For better or worse, I’m the sort of person that cannot bear to see other people distressed without doing something about it if it is within my power to do so. I saw a young man tormenting a young woman by wanting to be too close to her and touching her with her making an obvious effort to get away to no avail. So, I pulled the young fellow by his shoulders a bit away so that he would give her at least a few feet of personal space rather than being too close for comfort. In trying to explain to the boy how not to pursue the pretty girl he was unsuccessfully trying to chase, I realized that my own efforts at courtship have often been probably just as clumsy, just as unwelcome, and just as unsuccessful as those of the boy, and I have lived a quarter century longer than him to no good result as far as that is concerned.
Today’s sermon was about the subject of love. For obvious reasons, this is a subject of personal frustration. For one, the speaker (as is common) framed much of the discussion on the subject of marriage. At least at the end, where my face must have looked particularly unhappy during much of the message, there was at least a comment about those who would like to be married someday (if we could ever find a suitable and interested person willing to marry us, at any rate), but most of the message focused on agape love and the need to be more than fond of and attracted to a spouse. That is true, but there are many people for whom that would be more than is the case. I am by no means an expert on love, but I know the sort of man I want to be, and the sort of gentlemanly acts of self-sacrifice and outgoing concern for others (even those who do not seem particularly fond of me). It is hard to tell how obvious it is that my love is not always of a selfish kind for others, but all we can do is set a good example and hope that others will notice and understand if we lack the ability to explain ourselves well.
It is at least of some comfort, even if not much, that God Himself struggles to make His love known for us. Yesterday I complained, a bit bitterly I suppose, that I had not been called to give a prayer for a while. Although I tend to be busy and not very “available” and even though I get a fair bit of attention (sometimes more than I want) playing in the ensemble on stage every week, I like to feel as if I’m not being totally ignored when it comes to speaking opportunities in services, even if it is only for a couple of minutes or so. I found it somewhat refreshing, an answer to a concern, that I did not have to wait long before I had that concern addressed. It allowed me to ponder a bit about the fact that some requests are easy to grant, and quickly granted, while other requests take much longer and are much more fraught with unsatisfactory journeys. Yet love does not mean an absence of difficulty, merely that one is concerned about well-being and also seeks to act in ways that serve that well-being.

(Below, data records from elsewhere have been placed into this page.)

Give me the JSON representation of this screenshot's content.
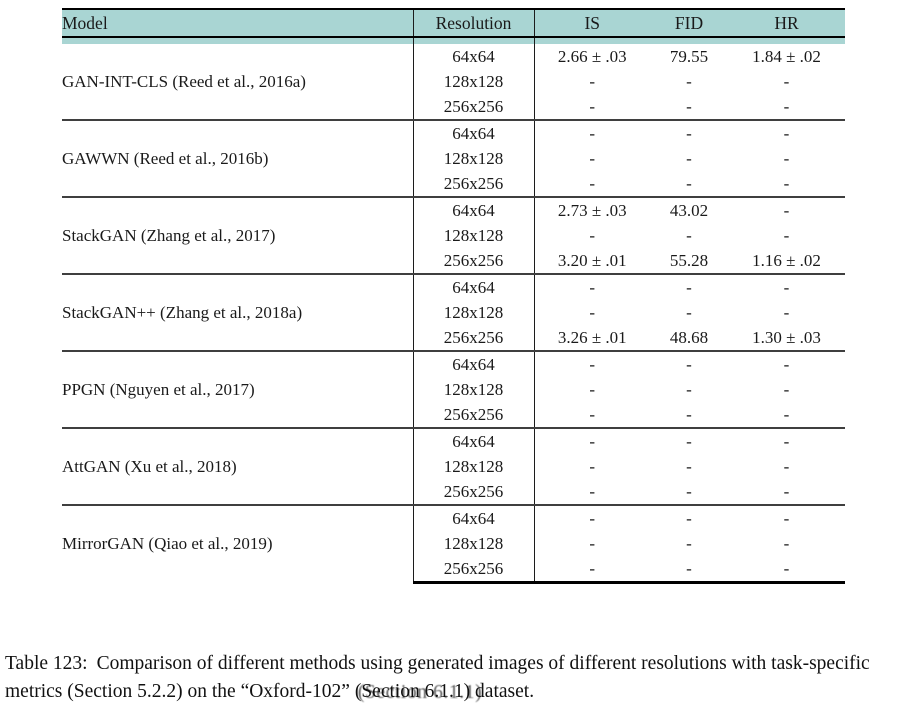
{
  "colors": {
    "header_bg": "#a9d5d3",
    "rule_black": "#000000",
    "rule_gray": "#3f3f3f",
    "text": "#1a1a1a"
  },
  "table": {
    "headers": [
      "Model",
      "Resolution",
      "IS",
      "FID",
      "HR"
    ],
    "groups": [
      {
        "model": "GAN-INT-CLS (Reed et al., 2016a)",
        "resolutions": [
          "64x64",
          "128x128",
          "256x256"
        ],
        "is": [
          "2.66 ± .03",
          "-",
          "-"
        ],
        "fid": [
          "79.55",
          "-",
          "-"
        ],
        "hr": [
          "1.84 ± .02",
          "-",
          "-"
        ]
      },
      {
        "model": "GAWWN (Reed et al., 2016b)",
        "resolutions": [
          "64x64",
          "128x128",
          "256x256"
        ],
        "is": [
          "-",
          "-",
          "-"
        ],
        "fid": [
          "-",
          "-",
          "-"
        ],
        "hr": [
          "-",
          "-",
          "-"
        ]
      },
      {
        "model": "StackGAN (Zhang et al., 2017)",
        "resolutions": [
          "64x64",
          "128x128",
          "256x256"
        ],
        "is": [
          "2.73 ± .03",
          "-",
          "3.20 ± .01"
        ],
        "fid": [
          "43.02",
          "-",
          "55.28"
        ],
        "hr": [
          "-",
          "-",
          "1.16 ± .02"
        ]
      },
      {
        "model": "StackGAN++ (Zhang et al., 2018a)",
        "resolutions": [
          "64x64",
          "128x128",
          "256x256"
        ],
        "is": [
          "-",
          "-",
          "3.26 ± .01"
        ],
        "fid": [
          "-",
          "-",
          "48.68"
        ],
        "hr": [
          "-",
          "-",
          "1.30 ± .03"
        ]
      },
      {
        "model": "PPGN (Nguyen et al., 2017)",
        "resolutions": [
          "64x64",
          "128x128",
          "256x256"
        ],
        "is": [
          "-",
          "-",
          "-"
        ],
        "fid": [
          "-",
          "-",
          "-"
        ],
        "hr": [
          "-",
          "-",
          "-"
        ]
      },
      {
        "model": "AttGAN (Xu et al., 2018)",
        "resolutions": [
          "64x64",
          "128x128",
          "256x256"
        ],
        "is": [
          "-",
          "-",
          "-"
        ],
        "fid": [
          "-",
          "-",
          "-"
        ],
        "hr": [
          "-",
          "-",
          "-"
        ]
      },
      {
        "model": "MirrorGAN (Qiao et al., 2019)",
        "resolutions": [
          "64x64",
          "128x128",
          "256x256"
        ],
        "is": [
          "-",
          "-",
          "-"
        ],
        "fid": [
          "-",
          "-",
          "-"
        ],
        "hr": [
          "-",
          "-",
          "-"
        ]
      }
    ]
  },
  "caption": {
    "label": "Table 123:",
    "line1_rest": "Comparison of different methods using generated images of different resolutions",
    "line2_normal": "with task-specific metrics (Section 5.2.2) on the “Oxford-102” ",
    "line2_garbled": "(Section 6.1.1) dataset."
  }
}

Knowing our own well-being is difficult enough, and those of others is harder still to know. Even knowing, or believing that we know, our interests and the interests of others is only a first step. Even acting in the best interests of others, a still more difficult task, may not be sufficient to communicate that regard effectively. In life and in any kind of relationship, even that of a friend or acquaintance (much still more difficult and more intimate kinds of relationships), it is not only what love is given, but what love is felt. Someone can love us with all their heart, generously and unselfishly, but that love does not have to be recognized nor reciprocated. We may love those who are totally unworthy of that love, we may love those who are so starved for love and affection that a friendly love for them can blossom into something far beyond what we wish or intend, through no fault of anyone’s. Others may suck in the love and remain like the Dead Sea, entirely unchanged for all of the effort that is poured into it. Let us love without ceasing, but also be sensitive to the sort of love we are given, so that we may recognize its kind and intensity, and respond with consideration of others, to the best of our modest abilities.